Of course, this might not be expected from designers at all levels, but this is definitely what I believe is needed to master product design.

Being a good product designer isn’t about mastering Figma

Designers often associate themselves with a particular tool. In the past, this was Photoshop, and now it’s Figma; however, this doesn’t reflect the full scope of a product designer’s job. Doing so diminishes the profession. Unfortunately, designers often create an image of themselves as only being able to “make things look good”. For example, we inadvertently reinforce this misconception when we create a visually appealing form for a product manager without understanding the context. We should strive to demonstrate the value of design beyond aesthetics.

It’s inaccurate to think that a product manager’s sole responsibility is to write user stories in Jira. Product managers need to understand customer needs, prioritize tasks, and ensure the product is released on time and within budget, as well as monitor performance and make changes as needed, all of which require a deep understanding of the product, customer, and market.

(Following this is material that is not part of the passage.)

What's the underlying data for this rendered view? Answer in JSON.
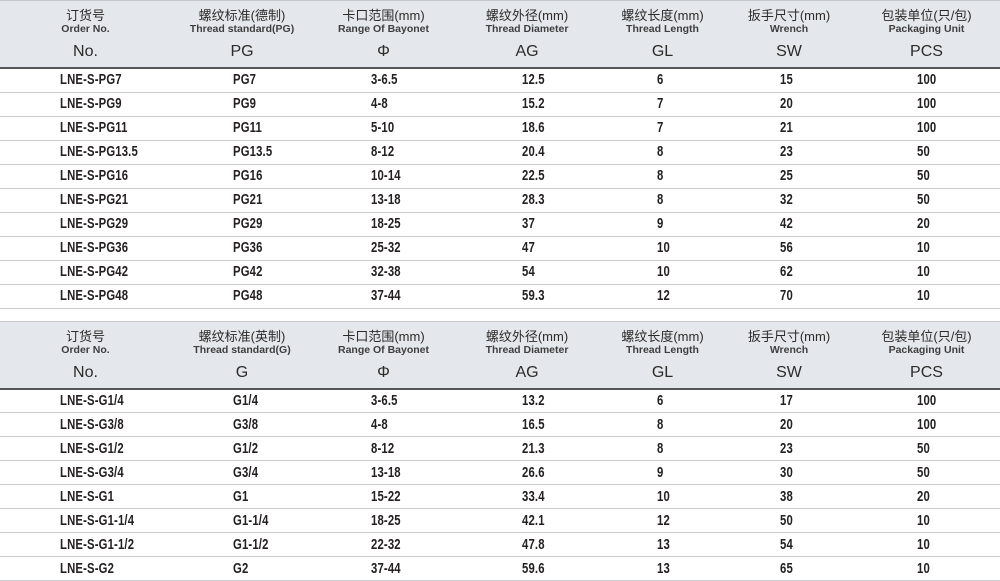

Designers don’t just open Figma and make something look nice. They are involved in research, exploring the problem, and talking with stakeholders and users. This helps them understand the problem and create an effective solution. Then, they jump into Figma, but that’s not the end. Designers iterate, test and modify the design to ensure it meets users’ needs.

‘I don’t know’ is a valid answer

As designers, you don’t have to have the answers; we need to know the processes and methodologies that help us uncover them. It’s important to remember that there isn’t one right answer; it depends on the business, context, and users. That’s why it’s essential to ask the right questions rather than come up with the best ideas. Designers are all about problem-solving.

That’s why one of the best answers that designers can provide to their stakeholders is ‘I don’t know ‘ or ‘it depends’. A designer’s job is to be connected to their users, study their behaviours, and eliminate friction to achieve users’ goals. Often, designers aren’t the product’s users, so they need to research to find the right answer.

It’s not about the best idea. It’s about solving problems

Stop and listen. Don’t try to rush in with the best idea of the century. You may have a great idea, and the product feature you have in mind might be truly remarkable. But do you understand the issue you are attempting to address? If not, how can you be sure your ideas are good?

Too often, I’ve witnessed designers waiting for someone to validate their great idea. During interviews, I’ve seen this happen when a designer presents a product concept, but when asked how it solves the problem, they can’t even explain the problem they are trying to solve.

Product designers exist to solve problems, so your job is to investigate the problem further.

Erica Hall puts this nicely in one of her posts on LinkedIn, where she suggests designers to stop and think, ‘What are we really trying to accomplish here?’ and ‘What do we need to do to know that?’

Design is not a straightforward, linear process

Design requires deep consideration and adaptation to the unique needs of each situation. Every problem, every context, and every project carries with it its own set of parameters and thus requires a different approach. Good design is not simply a matter of following pre-determined rules or methodologies but of finding creative solutions tailored to the project’s specific requirements.